The 685-mile project by Duke Energy, NextEra Energy, Spectra Energy Partners and the Williams Companies, is composed of three interconnected pipelines in Alabama, Georgia and Florida: the Hillabee Expansion Project, Sabal Trail and the Florida Southeast Connection.
FERC’s supplemental EIS concluded that three Florida natural gas generators that would be supplied by the pipelines — Florida Power & Light’s new Okeechobee Clean Energy Center; Duke Energy’s new Citrus County combined cycle plant and FPL’s existing Martin County Power Plant — would emit as much as 12.5 million metric tons of CO2e annually while retirements of coal, oil and natural gas plants replaced by the new units would eliminate 6.14 million metric tons — a net increase of 6.36 million.
Burning of the pipeline’s uncommitted capacity could add an additional 2 million metric tons, FERC said. The net total of 8.36 million metric tons equals 3.7% of Florida’s GHG emissions in 2015, the commission said.
The commission said, however, that it was unable to find a method to “attribute discrete environmental effects” to the emissions. “The atmospheric modeling used by the Intergovernmental Panel on Climate Change, Environmental Protection Agency, National Aeronautics and Space Administration and others is not reasonable for project-level analysis,” the commission said.
FERC also said the social cost of carbon tool is not useful for project-level NEPA review because it does not measure the incremental impacts of a project on the environment. The commission also cited a lack of consensus on the appropriate discount rate and “the monetized values that are to be considered significant for NEPA reviews.”
A group of Albany, Ga., residents responded to FERC’s supplemental filing with a protest, saying “it assumes that coal-burning power plants will be shut down in the future but does not consider the methane output from the many compressor stations that are also planned for these pipelines.”
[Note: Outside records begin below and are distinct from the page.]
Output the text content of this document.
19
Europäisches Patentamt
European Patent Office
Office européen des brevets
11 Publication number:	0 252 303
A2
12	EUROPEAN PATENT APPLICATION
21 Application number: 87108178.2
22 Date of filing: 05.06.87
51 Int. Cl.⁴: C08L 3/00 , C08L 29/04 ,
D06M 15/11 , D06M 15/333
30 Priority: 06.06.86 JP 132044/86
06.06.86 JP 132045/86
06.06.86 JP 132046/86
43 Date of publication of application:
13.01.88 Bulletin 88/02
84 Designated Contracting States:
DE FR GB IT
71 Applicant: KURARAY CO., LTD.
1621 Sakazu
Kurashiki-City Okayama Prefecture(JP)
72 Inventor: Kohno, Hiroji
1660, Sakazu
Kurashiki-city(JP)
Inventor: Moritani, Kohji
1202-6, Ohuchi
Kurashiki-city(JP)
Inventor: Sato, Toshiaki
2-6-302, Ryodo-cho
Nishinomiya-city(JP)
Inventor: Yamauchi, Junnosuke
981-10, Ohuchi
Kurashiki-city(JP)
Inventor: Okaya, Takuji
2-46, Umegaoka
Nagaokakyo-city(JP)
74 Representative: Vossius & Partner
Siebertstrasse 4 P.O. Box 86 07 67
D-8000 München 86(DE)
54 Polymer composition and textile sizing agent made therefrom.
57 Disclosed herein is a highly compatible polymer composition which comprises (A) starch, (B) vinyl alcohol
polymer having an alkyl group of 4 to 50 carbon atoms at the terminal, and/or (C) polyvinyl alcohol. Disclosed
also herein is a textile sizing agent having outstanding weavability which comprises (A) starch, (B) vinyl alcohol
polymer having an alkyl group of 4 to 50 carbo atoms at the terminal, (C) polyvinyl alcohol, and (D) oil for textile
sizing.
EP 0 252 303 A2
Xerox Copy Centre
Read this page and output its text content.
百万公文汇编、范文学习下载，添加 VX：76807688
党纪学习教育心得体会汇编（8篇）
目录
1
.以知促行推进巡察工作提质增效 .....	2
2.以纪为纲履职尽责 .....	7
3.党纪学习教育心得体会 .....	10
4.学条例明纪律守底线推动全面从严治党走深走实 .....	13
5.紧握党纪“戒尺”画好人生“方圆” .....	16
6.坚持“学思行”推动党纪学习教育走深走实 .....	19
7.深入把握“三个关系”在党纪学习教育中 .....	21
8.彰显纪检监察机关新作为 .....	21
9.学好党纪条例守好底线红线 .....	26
On Friday, FERC issued certificates approving two other pipeline projects: the Atlantic Coast Pipeline (CP15-554, et al.), which will deliver up to 1.5 million Dth/d over 604 miles of new pipelines between Harrison County, W.Va., and eastern Virginia and North Carolina; and the Mountain Valley Pipeline (CP16-10, et al.), which will transport up to 2 million Dth/d from Wetzel County, W.Va., to Pittsylvania County, Va.